Sunday, 26 May 2013 01:00

Geologist says scientific basis of “minerality” is “at best conjectural”

Alex Maltman of the Institute of Geography and Earth Sciences at the University of Wales, who has written extensively about soil and wine, presents a thorough and lengthy synopsis of “minerality” in Practical Winery & Vineyard (printed as part of Wines & Vines).

This carefully reasoned analysis focuses on the scientific challenges to an idea the author describes as “simple and romantic.” Noting that the “mineral” descriptor “has no place in the science-based schemes on wine aroma, mouthfeel and flavor,” he points out that the wine press has nevertheless embraced the term. Maltman recognizes a direct connection between geology and “minerality” in wine might seem “plausible” at first glance. He then lays out the scientific inconsistencies, starting with the observation that minerals in soil – termed geological minerals – are insoluble, noting that vines can only take up “dissolved matter.” Nutrient minerals in the plant and wine may originate with geological minerals, but only by way of “complex, protracted” processes. There is, he says, a “major disconnect between the two types of minerals.” This “disassociation” is multiplied within the vine and magnified in grape juice and during vinification.  These complex relationships, the author states, undermine the notion that “minerality” expresses the minerals found in a vineyard.  Minerals in wine are present in “minuscule” concentrations and are almost all “flavorless.”
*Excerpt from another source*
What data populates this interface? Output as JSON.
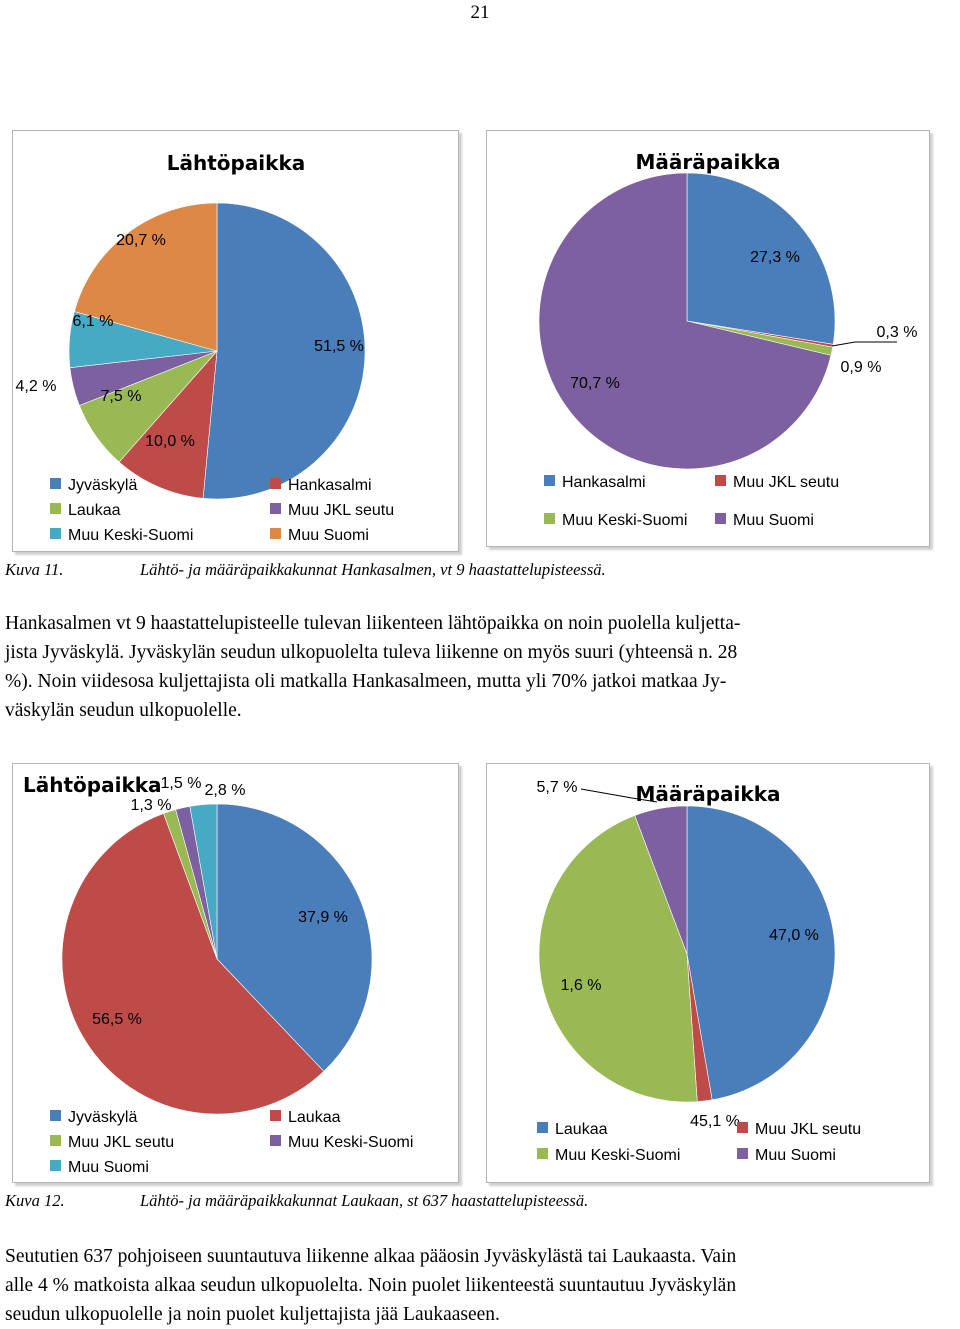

Going further, Maltman points out that “licking a mineral or rock surface” can only leave a “tactile sensation” and not a taste per se. If mineral nutrients are added to distilled water in concentrations typical of wines, humans “cannot perceive their presence.” While tasters often compare “minerality” to a “flinty taste,” the scientist explains that flint is a type of silica and lacks “any taste or odor.” Moreover, vines cannot take up “inert, insoluble silica.” Similarly, he dispels the illusion of “struck flint or of gun-flint” in a wine’s aroma, which would refer to “the smell of burning iron or steel” rather than minerals. The aroma of stone is not in fact derived from the rocks themselves, but is an allusion to “kinds of organic oils” present in soils. Last, the writer mentions seashells and fossils in vineyards, pointing out that they “bring nothing different” in terms of vine nutrition or wine composition. In conclusion, Maltman admits to the “intuitive attractiveness” of “minerality” and allows for the possibility research may uncover “complex and circuitous ways” nutrient minerals influence wine flavor. However, science indicates that “minerality in wine – whatever that perception is – cannot be in any literal, direct way the flavor of minerals derived from vineyard rocks and soils.”